The price and trading liquidity of our common stock and our NYSE-listed issues of preferred stock may be adversely
affected if those securities are delisted from the NYSE.
If we do not satisfy the minimum share price, corporate governance and other requirements of the continued listing
standards of the NYSE, our common stock and NYSE-listed issues of preferred stock could be delisted from the NYSE. On
November 17, 2008, we received a notice from the NYSE that we had failed to satisfy the NYSE’s minimum share price
standards for continued listing of our common stock. During the consecutive 30 trading-day period ended November 17,
2008, the average closing price of our common stock on the NYSE was less than $1.00 per share, and it has remained below
$1.00 per share since that date. Under an NYSE rule change effective as of February 26, 2009, the minimum price listing
standard has been suspended until June 30, 2009. If we do not regain compliance during the suspension period, the six-
month compliance period that began on November 17, 2008 will recommence and we will have the remaining balance of
that period to meet the standard.
If we are not able to cure the price deficiency, our common stock could be delisted from the NYSE, and this would also
likely result in the delisting of our NYSE-listed preferred stock.
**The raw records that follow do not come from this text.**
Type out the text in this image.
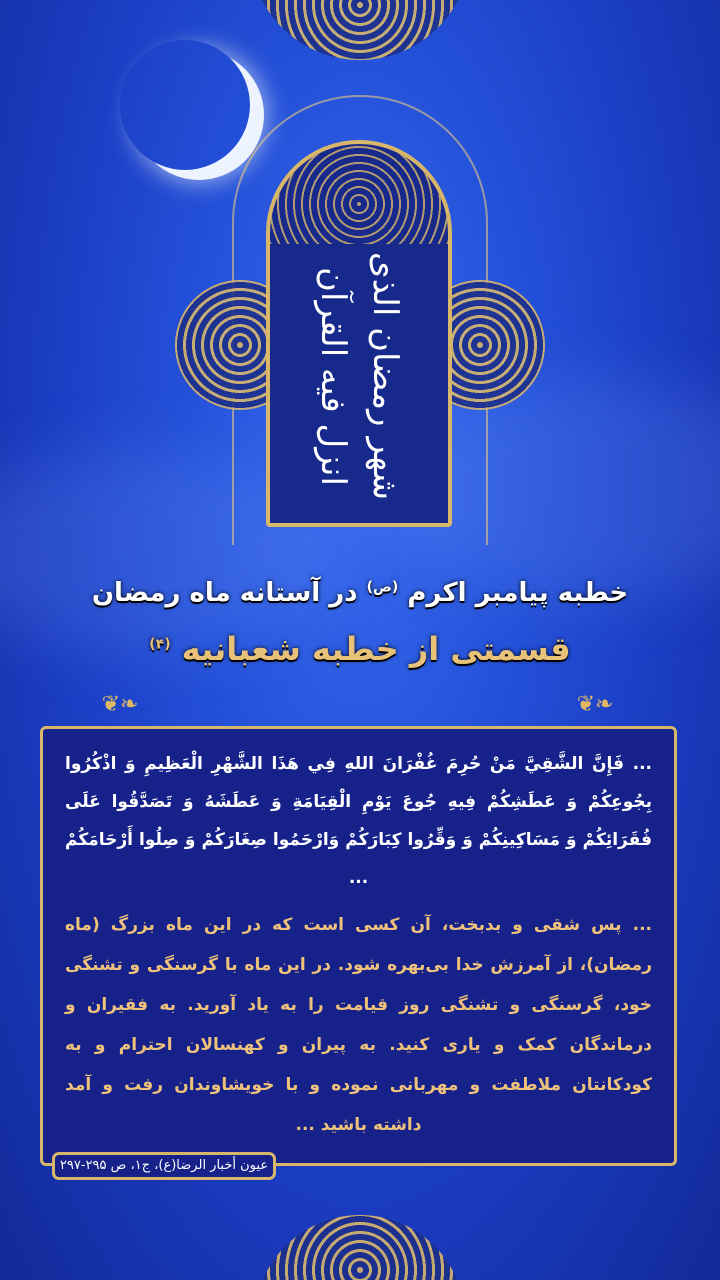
شهر رمضان الذی انزل فیه القرآن
خطبه پیامبر اکرم $^{(ص)}$ در آستانه ماه رمضان
قسمتی از خطبه شعبانیه $^{(۴)}$
❦❧	❦❧

... فَإِنَّ الشَّقِيَّ مَنْ حُرِمَ غُفْرَانَ اللهِ فِي هَذَا الشَّهْرِ الْعَظِيمِ وَ اذْكُرُوا بِجُوعِكُمْ وَ عَطَشِكُمْ فِيهِ جُوعَ يَوْمِ الْقِيَامَةِ وَ عَطَشَهُ وَ تَصَدَّقُوا عَلَى فُقَرَائِكُمْ وَ مَسَاكِينِكُمْ وَ وَقِّرُوا كِبَارَكُمْ وَارْحَمُوا صِغَارَكُمْ وَ صِلُوا أَرْحَامَكُمْ ...

... پس شقی و بدبخت، آن کسی است که در این ماه بزرگ (ماه رمضان)، از آمرزش خدا بی‌بهره شود. در این ماه با گرسنگی و تشنگی خود، گرسنگی و تشنگی روز قیامت را به یاد آورید. به فقیران و درماندگان کمک و یاری کنید. به پیران و کهنسالان احترام و به کودکانتان ملاطفت و مهربانی نموده و با خویشاوندان رفت و آمد داشته باشید ...

عیون أخبار الرضا(ع)، ج۱، ص ۲۹۵-۲۹۷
The delisting of our common stock or NYSE-listed preferred
stock would require any trading in these securities to occur in the over-the-counter market and could adversely affect the
market prices and liquidity of the markets for these securities.
Material weaknesses and other deficiencies in internal control over financial reporting and disclosure controls could
result in errors, affect operating results and cause investors to lose confidence in our reported results.
We face continuing challenges because of deficiencies in our accounting infrastructure and controls and the operational
complexities of our business. As of December 31, 2008, we had four material weaknesses in internal control over financial
reporting, and have determined that our disclosure controls and procedures were not effective as of December 31, 2008, at a
reasonable level of assurance. These material weaknesses and other control deficiencies could result in errors, affect
operating results and cause investors to lose confidence in our reported results. For a description of our existing material
weaknesses, see “CONTROLS AND PROCEDURES — Internal Control Over Financial Reporting.
There are a number of factors that may impede our efforts to establish and maintain effective internal control and a
sound accounting infrastructure, including: the nature of the conservatorship and our relationship with FHFA; the complexity
of our business activities and related GAAP requirements; significant turnover in our senior management and Board of
Directors; uncertainty regarding the operating effectiveness and sustainability of newly established controls; and the uncertain
impacts of recent housing and credit market volatility on the reliability of our models used to develop our accounting
estimates. We cannot be certain that our efforts to improve our internal control over financial reporting will ultimately be
successful.
Controls and procedures, no matter how well designed and operated, provide only reasonable assurance that material
errors in our financial statements will be prevented or detected on a timely basis. A failure to establish and maintain effective
internal control over financial reporting increases the risks of a material error in our reported financial results and delay in
our financial reporting timeline. Depending on the nature of a failure and any required remediation, ineffective controls could
have a material adverse effect on our business.
Delays in meeting our financial reporting obligations could affect our ability to maintain the listing of our securities on
the NYSE. Ineffective controls could also cause investors to lose confidence in our reported financial information, which
may have an adverse effect on the trading price of our securities.